There was no time for words, but the joy on the girl’s upturned face was better than any last words could have been, even though her lips trembled and her eyes were dim with tears.
And then the train swept on among the hills, and she who had been called “Faithful” turned her face toward her home, to get the first glimpse of the work which awaited her there. Not the work which she had been planning for herself during the last year, but her work all the same—the work which God had appointed her to do.

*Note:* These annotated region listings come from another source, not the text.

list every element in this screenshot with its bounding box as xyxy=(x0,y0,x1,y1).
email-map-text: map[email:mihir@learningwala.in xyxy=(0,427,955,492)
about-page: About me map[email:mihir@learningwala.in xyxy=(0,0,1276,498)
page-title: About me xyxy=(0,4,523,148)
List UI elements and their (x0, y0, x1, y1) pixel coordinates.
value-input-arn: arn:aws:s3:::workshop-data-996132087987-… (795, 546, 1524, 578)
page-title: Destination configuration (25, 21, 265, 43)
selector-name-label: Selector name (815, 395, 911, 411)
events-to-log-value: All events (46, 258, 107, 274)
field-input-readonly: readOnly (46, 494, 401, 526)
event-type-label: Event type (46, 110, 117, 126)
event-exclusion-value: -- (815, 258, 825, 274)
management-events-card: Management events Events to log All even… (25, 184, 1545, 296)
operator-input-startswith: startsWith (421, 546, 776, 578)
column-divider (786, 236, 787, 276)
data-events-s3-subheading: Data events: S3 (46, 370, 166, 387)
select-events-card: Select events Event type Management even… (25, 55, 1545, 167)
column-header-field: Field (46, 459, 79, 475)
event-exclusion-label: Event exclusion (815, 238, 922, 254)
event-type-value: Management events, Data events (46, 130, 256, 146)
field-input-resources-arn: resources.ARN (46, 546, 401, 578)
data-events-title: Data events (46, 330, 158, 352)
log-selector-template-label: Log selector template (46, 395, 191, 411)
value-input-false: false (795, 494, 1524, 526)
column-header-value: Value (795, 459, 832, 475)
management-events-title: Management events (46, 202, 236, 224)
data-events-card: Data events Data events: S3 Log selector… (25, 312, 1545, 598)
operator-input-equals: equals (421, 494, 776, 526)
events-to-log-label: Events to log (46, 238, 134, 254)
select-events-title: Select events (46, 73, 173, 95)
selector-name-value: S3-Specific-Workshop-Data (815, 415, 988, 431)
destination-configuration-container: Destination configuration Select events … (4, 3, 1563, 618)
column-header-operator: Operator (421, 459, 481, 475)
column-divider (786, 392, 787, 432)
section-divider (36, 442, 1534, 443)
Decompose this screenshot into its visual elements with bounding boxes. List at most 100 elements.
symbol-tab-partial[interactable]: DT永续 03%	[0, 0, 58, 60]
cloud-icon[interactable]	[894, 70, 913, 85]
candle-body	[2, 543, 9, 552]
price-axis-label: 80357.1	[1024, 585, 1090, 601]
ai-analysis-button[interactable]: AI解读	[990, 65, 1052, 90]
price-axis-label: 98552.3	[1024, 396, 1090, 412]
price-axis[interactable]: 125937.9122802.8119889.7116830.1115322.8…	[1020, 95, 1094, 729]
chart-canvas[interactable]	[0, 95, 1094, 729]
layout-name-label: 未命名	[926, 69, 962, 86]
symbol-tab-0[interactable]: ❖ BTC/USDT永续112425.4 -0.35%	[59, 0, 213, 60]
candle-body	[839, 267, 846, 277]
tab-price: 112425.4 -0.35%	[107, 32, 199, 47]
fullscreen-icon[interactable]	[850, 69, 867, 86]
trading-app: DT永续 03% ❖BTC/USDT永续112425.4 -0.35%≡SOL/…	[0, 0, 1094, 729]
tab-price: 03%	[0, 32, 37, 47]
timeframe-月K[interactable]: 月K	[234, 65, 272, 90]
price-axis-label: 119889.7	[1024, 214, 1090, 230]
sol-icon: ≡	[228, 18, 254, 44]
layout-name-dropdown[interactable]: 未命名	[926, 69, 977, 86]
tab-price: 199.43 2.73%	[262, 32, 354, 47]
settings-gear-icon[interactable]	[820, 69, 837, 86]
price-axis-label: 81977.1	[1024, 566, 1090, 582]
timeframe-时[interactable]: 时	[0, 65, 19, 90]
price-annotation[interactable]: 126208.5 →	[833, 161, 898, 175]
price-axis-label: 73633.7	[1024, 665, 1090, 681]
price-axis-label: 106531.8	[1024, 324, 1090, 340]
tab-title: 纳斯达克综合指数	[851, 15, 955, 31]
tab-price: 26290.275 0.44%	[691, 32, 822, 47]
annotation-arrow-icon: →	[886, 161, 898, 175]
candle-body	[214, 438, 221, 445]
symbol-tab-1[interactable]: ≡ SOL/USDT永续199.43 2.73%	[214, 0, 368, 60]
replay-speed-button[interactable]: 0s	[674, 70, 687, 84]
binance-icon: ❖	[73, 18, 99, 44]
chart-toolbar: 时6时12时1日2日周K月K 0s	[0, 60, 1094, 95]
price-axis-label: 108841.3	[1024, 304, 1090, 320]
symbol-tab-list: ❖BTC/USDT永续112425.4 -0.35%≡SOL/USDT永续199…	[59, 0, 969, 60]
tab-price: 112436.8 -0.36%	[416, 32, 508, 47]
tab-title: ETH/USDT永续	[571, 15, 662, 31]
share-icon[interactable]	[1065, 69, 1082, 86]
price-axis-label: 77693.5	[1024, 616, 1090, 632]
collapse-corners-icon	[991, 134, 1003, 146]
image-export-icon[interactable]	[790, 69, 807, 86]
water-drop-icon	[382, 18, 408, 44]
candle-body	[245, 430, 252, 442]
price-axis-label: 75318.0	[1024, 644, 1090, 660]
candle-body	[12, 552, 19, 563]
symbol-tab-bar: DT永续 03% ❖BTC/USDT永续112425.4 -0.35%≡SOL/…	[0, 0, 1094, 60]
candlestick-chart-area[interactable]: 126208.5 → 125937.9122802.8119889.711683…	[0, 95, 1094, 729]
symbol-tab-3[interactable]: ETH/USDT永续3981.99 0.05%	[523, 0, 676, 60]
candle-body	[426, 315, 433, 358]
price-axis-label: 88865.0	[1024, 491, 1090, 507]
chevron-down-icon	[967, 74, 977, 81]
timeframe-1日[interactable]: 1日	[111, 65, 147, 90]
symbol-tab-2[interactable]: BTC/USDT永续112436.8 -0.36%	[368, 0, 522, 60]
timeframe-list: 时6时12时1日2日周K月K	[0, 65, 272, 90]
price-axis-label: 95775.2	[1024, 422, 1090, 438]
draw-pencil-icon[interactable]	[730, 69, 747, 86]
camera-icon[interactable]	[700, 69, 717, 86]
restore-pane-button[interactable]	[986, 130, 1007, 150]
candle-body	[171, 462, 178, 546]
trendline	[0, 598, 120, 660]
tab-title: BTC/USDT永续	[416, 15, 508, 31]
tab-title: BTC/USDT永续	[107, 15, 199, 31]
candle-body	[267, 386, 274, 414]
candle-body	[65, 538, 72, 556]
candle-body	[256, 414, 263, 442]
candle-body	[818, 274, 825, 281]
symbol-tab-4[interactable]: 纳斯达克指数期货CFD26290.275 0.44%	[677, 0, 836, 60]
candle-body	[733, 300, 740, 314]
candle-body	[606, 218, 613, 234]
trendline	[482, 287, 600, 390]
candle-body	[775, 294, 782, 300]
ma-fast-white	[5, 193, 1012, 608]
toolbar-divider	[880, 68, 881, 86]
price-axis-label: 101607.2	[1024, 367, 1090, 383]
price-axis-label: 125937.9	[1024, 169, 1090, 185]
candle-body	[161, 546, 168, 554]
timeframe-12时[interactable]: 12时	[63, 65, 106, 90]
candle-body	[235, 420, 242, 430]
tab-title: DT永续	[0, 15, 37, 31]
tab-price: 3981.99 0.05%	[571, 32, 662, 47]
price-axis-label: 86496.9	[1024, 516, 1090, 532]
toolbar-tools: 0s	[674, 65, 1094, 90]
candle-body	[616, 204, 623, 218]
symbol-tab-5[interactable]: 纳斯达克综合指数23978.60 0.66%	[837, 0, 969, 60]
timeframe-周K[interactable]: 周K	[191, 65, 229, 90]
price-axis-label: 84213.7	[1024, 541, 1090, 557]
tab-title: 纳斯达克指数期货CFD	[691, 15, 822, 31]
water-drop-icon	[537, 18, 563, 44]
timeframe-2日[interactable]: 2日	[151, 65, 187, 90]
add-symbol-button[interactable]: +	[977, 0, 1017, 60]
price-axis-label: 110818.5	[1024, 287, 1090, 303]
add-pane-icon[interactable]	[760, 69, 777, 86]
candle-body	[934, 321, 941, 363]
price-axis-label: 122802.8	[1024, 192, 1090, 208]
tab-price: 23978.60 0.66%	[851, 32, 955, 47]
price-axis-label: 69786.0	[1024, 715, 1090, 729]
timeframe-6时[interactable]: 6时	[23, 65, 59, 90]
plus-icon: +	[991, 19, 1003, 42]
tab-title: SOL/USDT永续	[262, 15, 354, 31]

Declining the station-master’s invitation to “go in and see Lucinda and wait for a chance to ride home,” she went on her way with a cheerful heart. She followed the wide road, leading westward, only a little way. Then she went in at an open gate, and across a stony pasture, till she came to a narrow road leading at first through a thicket of spruce and cedar, where it was necessary carefully to pick her steps over the wet moss and stones, and over the network of brown roots which the spring freshets had laid bare. After a while the road began to ascend, and then the cedars and spruces were left behind, and birch and poplar and dogwood, but chiefly great maple trees, with branches high above all the rest, covered the hillside. It was up hill and down again all the way after that till the journey was done.
But she did not mind the hills or the roughness of the way. The fresh air and the free movement were delightful to her in her new freedom, and everything about her seemed beautiful. She caught sight of many a green thing growing among the dead leaves; and more than once she paused and stopped as if she would have liked to pick them. But her hands were full, and the nearer she drew to her home the more eager she grew to reach it. “I’ll come again,” she murmured. “Oh, I am so glad that Eunice is well!”
She reached the top of a hill steeper and higher than the rest, at a point from which could be seen a few miles of the railway, passing along the valley. Her thoughts came back to her companions, and she sighed, and all at once began to feel tired; and then she sat down to rest, and, as she rested, she took a book from the bag which she had been carrying in her hand.